В хатке жила бабушкина сестра Оришка с «чоловиком» - дедом Мироном и младшим сыном Ларкой – семнадцатилетним разбитным парнягой. Старшие дети уже учились в вузах и наезжали в родные пенаты только на летние каникулы. Это было интересное время. В палисадник выносили патефон, коленчатой ручкой заводили его - на диск, обтянутый малиновой бархаткой, ставили пластинку, и окрест начинал звучать сквозь скрип иглы голос Сергея Лемешева: «Дуня моя, Дуня, Дуня-тонкопряха». На одной стороне пластинки помещалась лишь половина этой русской народной песни, поэтому пластинку переворачивали, чтобы дослушать кумира женской половины Советского Союза.
Но самое интересное было внутри хатки. На стене висела большая картина без рамы – предмет гордости всей семьи. На ней был изображен витязь, восседающий на мощном белом коне. Перед всадником был камень с надписью, прочесть которую по неграмотности малолетние зрители не могли. Копье всадника указывало на человеческие и конские кости, разбросанные у подножия камня.

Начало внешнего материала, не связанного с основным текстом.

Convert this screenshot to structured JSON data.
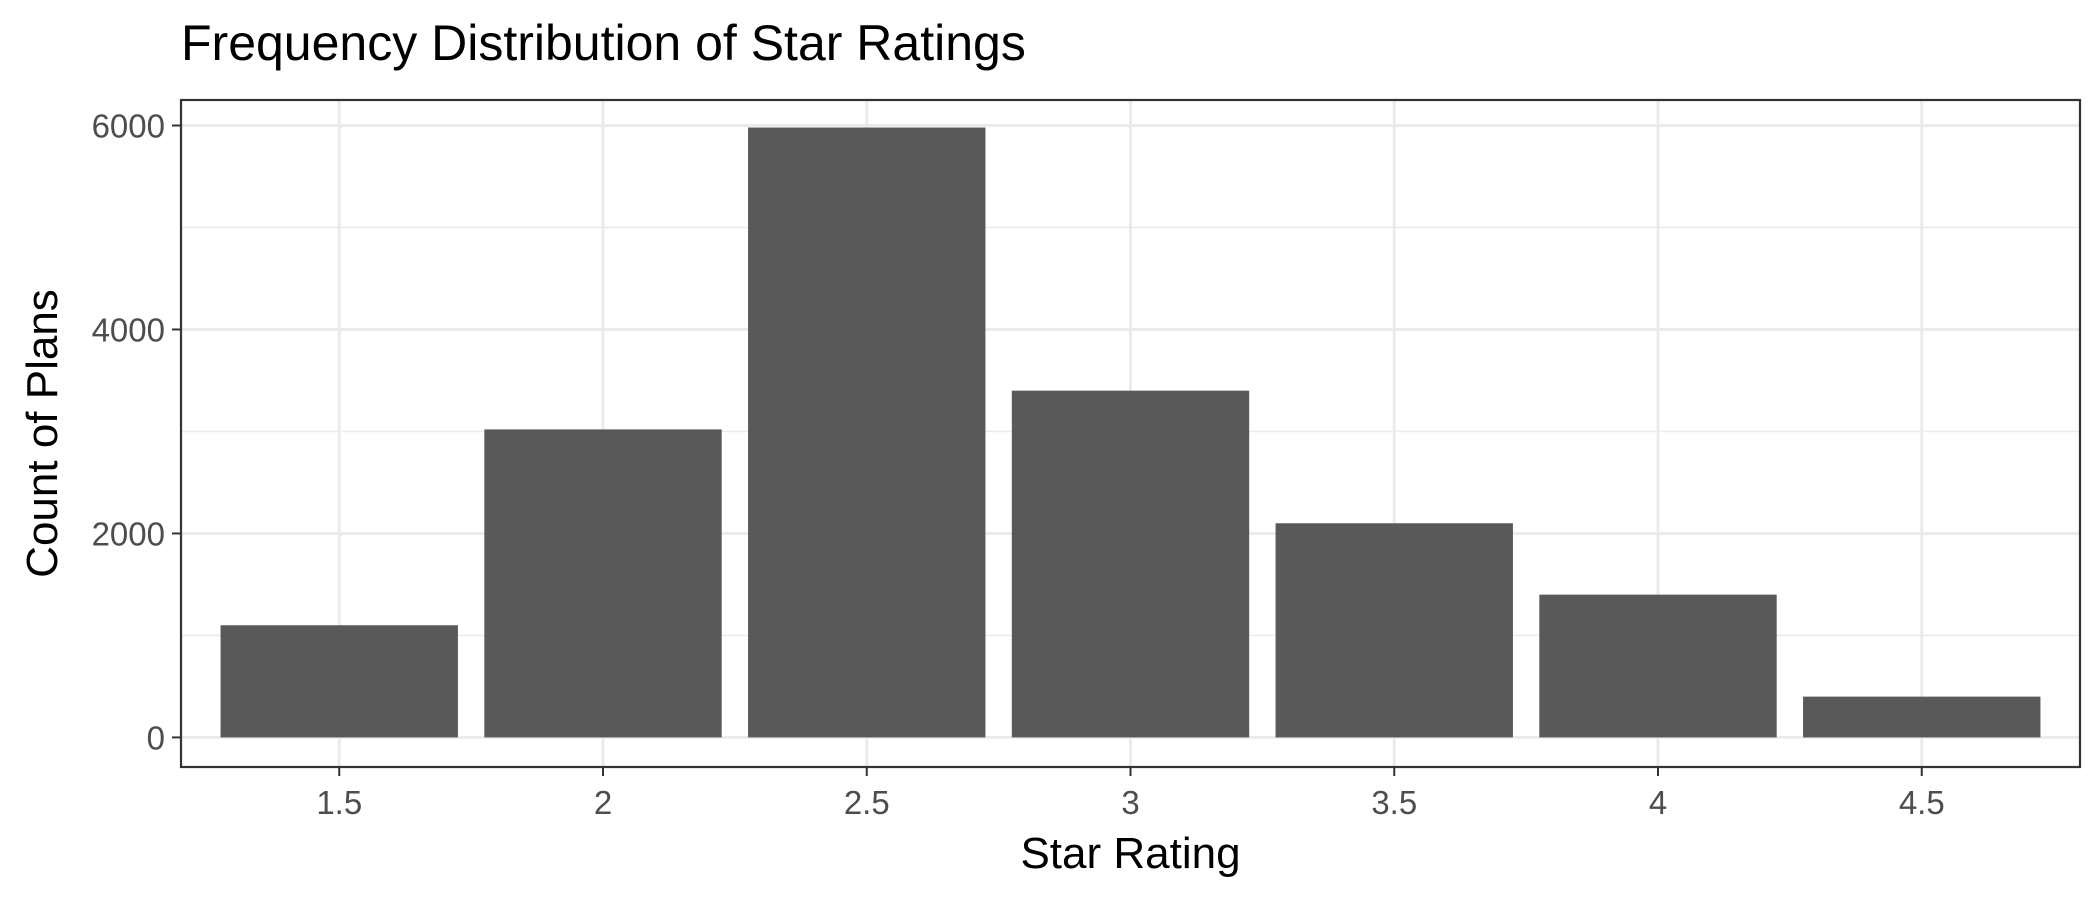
{
  "chart_data": {
    "type": "bar",
    "title": "Frequency Distribution of Star Ratings",
    "xlabel": "Star Rating",
    "ylabel": "Count of Plans",
    "categories": [
      "1.5",
      "2",
      "2.5",
      "3",
      "3.5",
      "4",
      "4.5"
    ],
    "values": [
      1100,
      3020,
      5980,
      3400,
      2100,
      1400,
      400
    ],
    "ylim": [
      -290,
      6250
    ],
    "yticks": [
      0,
      2000,
      4000,
      6000
    ],
    "grid": true,
    "legend": "none",
    "colors": {
      "bar": "#595959",
      "grid": "#ebebeb",
      "panel_border": "#333333",
      "tick_label": "#4d4d4d",
      "background": "#ffffff"
    }
  }
}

Много позже довелось узнать, что картина эта была копией известного полотна Виктора Васнецова «Витязь на распутье». Копию сделал старший в семье сын – Виктор. Он занимался в кружке изобразительного искусства довоенного Дворца пионеров у Григория Кузьмича Бендрика, талантливого художника и педагога, последовательного приверженца реализма, воспринятого от своего учителя - известного украинского живописца Федора Григорьевича Кричевского. Конечно, эти подробности стали известны через много-много лет, когда Виктора уже не было в живых. А в ту пору, когда летали стрекозы среди цветков паутели, когда играл патефон, а верный страж Пират гремел цепью, было большим счастьем упросить кого-нибудь из обитателей хатки показать домашнюю реликвию – аккуратный фанерный ящичек дяди Вити. В нем помещались крохотные керамические ванночки с акварельными красками. Видно было, что красками пользовались – в одних ванночках он были почти не тронуты, в других – просвечивалось дно, некоторые заполняли ванночки наполовину.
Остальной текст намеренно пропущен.